By Michael Kuser
The commission partly granted NRG Curtailment Solutions’ July complaint alleging the ISO’s Tariff provisions are unjust because they require curtailment service providers (CSPs) and responsible interface parties (RIPs) seeking to participate in the ICAP market to use the services of meter service providers (MSPs) or meter data service providers (MDSPs) certified by the New York Department of Public Service to install and read non-revenue grade interval meters.
The ruling denied NRG’s request for waiver of the rules, instead convening a paper hearing to determine replacement provisions.
The commission found the rules unduly discriminatory to the extent they require CSPs and RIPs that are not transmission owners to be certified by the DPS, which certifies only entities that also provide metering services for the state’s retail electric market.
“The result, even if not so intended, is that retail market participation is a prerequisite for demand response resource participation in NYISO’s wholesale market,” the commission said. “Indeed, in this proceeding, the New York [Public Service] Commission disavows the role ascribed to it through NYISO’s requirements and explicitly states that its certification program was designed to facilitate retail billing service, not for participation in wholesale markets or for measuring load reductions.”

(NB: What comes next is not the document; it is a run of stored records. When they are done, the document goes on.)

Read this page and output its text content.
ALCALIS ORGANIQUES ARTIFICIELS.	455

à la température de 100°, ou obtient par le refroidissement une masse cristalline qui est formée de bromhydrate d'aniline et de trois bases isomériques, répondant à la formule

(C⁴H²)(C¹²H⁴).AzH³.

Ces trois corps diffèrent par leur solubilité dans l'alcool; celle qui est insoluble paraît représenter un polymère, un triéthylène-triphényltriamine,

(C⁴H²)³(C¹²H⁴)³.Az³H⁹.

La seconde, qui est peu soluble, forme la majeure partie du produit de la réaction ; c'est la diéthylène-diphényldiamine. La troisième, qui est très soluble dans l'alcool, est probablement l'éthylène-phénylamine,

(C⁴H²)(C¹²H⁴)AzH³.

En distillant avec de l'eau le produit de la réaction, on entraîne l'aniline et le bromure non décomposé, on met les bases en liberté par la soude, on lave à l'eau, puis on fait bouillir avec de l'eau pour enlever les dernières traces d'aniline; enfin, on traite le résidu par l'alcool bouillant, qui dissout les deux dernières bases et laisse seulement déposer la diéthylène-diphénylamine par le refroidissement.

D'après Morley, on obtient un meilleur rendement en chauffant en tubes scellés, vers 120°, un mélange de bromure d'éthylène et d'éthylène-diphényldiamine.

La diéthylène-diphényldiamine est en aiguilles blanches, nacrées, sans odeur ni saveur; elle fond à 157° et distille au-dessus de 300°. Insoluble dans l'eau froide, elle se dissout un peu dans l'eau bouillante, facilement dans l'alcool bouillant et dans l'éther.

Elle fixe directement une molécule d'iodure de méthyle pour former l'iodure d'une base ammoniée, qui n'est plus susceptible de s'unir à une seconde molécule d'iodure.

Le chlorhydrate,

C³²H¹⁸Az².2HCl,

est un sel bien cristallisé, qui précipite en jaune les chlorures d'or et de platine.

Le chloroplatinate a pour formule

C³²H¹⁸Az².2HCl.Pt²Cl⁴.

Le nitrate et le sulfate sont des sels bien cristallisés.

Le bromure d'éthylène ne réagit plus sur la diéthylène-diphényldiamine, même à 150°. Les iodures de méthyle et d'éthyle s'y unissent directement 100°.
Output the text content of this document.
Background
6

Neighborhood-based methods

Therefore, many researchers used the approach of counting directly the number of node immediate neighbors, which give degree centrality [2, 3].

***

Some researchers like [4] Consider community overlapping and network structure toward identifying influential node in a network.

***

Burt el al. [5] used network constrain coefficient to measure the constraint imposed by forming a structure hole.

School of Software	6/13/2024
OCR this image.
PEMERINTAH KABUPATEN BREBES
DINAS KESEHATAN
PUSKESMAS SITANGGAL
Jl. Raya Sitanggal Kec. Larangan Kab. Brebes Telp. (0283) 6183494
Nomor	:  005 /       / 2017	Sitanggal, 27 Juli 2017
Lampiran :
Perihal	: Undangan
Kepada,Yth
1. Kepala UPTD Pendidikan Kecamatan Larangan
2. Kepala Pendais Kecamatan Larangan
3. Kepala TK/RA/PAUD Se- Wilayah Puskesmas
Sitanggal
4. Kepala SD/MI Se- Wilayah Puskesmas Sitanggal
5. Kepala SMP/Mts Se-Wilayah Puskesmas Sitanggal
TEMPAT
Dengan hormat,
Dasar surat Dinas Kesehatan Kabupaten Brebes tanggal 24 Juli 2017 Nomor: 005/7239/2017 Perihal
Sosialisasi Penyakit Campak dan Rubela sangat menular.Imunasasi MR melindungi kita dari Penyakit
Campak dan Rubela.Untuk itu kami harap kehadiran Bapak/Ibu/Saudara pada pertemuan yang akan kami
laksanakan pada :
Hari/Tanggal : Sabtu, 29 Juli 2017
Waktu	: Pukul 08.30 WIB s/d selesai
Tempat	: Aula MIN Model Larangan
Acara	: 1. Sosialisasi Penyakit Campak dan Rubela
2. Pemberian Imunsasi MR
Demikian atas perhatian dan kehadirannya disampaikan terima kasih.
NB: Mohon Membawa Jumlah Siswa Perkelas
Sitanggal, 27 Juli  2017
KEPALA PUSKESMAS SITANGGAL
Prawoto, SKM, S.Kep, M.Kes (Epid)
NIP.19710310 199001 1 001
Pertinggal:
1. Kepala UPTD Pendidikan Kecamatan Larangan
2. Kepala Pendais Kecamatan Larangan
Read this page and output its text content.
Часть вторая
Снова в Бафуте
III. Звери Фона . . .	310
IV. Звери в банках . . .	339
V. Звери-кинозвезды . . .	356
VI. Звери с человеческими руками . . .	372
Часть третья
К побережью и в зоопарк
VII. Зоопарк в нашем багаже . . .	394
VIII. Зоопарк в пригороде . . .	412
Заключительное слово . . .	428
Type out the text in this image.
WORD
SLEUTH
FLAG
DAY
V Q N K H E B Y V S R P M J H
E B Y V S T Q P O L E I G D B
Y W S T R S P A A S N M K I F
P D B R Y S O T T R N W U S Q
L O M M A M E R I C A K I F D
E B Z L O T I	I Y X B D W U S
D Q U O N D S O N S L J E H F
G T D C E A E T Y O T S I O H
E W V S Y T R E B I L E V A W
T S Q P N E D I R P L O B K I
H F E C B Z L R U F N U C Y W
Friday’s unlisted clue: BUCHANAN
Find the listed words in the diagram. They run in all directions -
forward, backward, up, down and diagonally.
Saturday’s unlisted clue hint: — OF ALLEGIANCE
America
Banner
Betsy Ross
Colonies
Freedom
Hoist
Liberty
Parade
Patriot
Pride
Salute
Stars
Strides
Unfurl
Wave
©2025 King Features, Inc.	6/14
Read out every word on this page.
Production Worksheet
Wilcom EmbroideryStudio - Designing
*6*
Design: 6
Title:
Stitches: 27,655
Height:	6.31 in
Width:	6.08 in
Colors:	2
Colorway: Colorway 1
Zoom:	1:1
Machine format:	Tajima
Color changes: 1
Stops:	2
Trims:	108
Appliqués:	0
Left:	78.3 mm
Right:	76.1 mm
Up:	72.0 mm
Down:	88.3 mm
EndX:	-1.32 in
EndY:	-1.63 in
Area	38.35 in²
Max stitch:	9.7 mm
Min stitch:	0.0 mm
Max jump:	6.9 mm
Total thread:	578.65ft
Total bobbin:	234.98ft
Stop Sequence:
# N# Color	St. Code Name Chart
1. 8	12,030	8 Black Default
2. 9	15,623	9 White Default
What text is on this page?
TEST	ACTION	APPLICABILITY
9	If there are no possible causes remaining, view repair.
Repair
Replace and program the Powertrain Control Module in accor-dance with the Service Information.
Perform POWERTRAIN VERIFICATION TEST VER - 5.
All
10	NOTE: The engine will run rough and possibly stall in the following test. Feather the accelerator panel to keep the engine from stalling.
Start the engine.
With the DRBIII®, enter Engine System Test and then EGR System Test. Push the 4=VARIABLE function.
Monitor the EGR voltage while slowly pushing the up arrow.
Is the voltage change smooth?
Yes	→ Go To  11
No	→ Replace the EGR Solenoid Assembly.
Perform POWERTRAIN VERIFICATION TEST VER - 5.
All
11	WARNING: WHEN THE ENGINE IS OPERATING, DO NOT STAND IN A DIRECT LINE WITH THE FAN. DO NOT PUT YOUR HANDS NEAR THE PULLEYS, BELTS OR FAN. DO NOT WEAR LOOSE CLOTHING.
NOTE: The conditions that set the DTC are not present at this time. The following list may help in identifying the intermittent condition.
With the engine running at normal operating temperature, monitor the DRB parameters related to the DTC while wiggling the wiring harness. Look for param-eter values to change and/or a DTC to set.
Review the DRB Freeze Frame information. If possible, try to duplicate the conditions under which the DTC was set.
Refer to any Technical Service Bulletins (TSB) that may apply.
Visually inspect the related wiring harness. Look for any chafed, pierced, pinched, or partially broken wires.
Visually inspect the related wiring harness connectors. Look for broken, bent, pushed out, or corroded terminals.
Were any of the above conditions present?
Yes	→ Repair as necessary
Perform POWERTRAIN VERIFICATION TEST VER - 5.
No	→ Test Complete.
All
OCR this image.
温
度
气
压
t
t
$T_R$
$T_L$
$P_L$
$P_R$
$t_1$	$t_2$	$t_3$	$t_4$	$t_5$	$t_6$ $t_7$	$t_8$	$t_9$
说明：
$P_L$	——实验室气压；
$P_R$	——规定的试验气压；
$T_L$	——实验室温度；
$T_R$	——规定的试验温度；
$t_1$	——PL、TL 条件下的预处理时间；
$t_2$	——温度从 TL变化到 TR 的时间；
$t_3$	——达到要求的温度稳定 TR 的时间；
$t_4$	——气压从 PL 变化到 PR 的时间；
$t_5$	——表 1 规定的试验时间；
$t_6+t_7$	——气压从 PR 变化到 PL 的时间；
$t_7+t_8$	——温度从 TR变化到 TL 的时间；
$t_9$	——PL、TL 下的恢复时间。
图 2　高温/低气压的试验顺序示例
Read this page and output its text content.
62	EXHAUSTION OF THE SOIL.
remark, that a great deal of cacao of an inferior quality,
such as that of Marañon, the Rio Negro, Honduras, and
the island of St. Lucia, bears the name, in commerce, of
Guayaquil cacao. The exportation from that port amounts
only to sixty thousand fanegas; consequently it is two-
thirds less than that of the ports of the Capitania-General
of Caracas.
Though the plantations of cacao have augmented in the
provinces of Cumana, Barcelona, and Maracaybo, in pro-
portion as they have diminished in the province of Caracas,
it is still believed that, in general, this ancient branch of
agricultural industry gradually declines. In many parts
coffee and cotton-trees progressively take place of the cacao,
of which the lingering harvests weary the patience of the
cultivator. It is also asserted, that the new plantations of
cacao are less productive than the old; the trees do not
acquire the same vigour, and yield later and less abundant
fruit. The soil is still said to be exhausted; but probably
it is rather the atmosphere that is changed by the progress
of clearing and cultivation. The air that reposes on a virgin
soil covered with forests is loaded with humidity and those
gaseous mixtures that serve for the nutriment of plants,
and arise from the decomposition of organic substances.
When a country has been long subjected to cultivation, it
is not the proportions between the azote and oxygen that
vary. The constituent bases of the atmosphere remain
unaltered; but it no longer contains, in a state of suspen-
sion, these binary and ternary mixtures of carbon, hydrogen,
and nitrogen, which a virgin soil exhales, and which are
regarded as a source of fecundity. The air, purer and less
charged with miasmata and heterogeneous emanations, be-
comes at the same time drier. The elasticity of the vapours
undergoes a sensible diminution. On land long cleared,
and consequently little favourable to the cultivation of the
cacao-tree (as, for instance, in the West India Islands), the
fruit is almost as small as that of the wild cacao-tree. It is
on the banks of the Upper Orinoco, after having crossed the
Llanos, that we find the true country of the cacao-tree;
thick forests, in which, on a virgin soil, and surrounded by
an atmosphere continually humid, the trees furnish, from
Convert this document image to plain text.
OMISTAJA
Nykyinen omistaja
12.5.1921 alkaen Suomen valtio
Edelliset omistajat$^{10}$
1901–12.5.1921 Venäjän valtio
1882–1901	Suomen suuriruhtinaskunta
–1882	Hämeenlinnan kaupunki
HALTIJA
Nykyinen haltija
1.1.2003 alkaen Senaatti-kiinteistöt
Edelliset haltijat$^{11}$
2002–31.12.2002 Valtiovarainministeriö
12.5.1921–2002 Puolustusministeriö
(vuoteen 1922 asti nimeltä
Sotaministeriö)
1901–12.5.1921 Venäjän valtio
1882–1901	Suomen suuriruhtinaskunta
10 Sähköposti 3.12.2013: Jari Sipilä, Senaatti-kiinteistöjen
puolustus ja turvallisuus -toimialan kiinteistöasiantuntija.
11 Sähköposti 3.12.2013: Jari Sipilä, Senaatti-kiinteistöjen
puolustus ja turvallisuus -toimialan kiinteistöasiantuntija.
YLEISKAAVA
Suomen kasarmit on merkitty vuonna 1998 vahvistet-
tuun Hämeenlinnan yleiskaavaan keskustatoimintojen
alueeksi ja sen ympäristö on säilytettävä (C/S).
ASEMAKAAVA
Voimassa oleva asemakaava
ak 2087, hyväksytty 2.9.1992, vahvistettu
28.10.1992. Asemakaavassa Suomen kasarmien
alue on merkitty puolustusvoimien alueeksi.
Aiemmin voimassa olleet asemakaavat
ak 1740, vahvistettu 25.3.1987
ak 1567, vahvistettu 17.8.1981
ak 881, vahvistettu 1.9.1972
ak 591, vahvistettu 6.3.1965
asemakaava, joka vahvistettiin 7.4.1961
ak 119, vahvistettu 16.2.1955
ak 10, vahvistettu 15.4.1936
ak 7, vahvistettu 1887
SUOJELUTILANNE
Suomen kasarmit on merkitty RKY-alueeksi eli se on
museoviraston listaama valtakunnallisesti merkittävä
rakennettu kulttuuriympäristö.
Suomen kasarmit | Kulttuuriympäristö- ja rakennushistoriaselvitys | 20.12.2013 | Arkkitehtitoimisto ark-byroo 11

FERC noted the PSC “has issued a notice proposing to eliminate the state MSP and MDSP programs and the certifications related to these programs.”
The PSC filed comments in favor of granting NRG the relief it sought, saying “the future of competitive metering services is presently in question in New York. Upon information and belief, there are no known utility customers today who avail themselves of competitive metering services, nor have there been for some time.”
NYISO answered NRG’s complaint Aug. 13 and filed a supplemental answer Oct. 22, saying it is examining its metering requirements as part of its broader DER Roadmap. But FERC found the current metering requirements “in need of immediate remedy.”
The commission established a paper hearing with initial briefs due within 45 days of the order and reply briefs due within 30 days thereafter. It ordered parties participating in the hearing to address the following issues:
What metering requirements could be implemented in NYISO, would not be unduly discriminatory and yet would effectively evaluate, measure and verify customer meter data?
How would such metering requirements address the verification of meter data and auditing of metering service providers?
How would such metering service eligibility criteria ensure that metering services are available to customers in all geographic areas of NYISO?
Would such metering requirements allow self-certification for DR providers in NYISO? If not, please explain why.
FERC said it expects to be able to render a decision within four months of receiving reply briefs, or by May 31, 2019.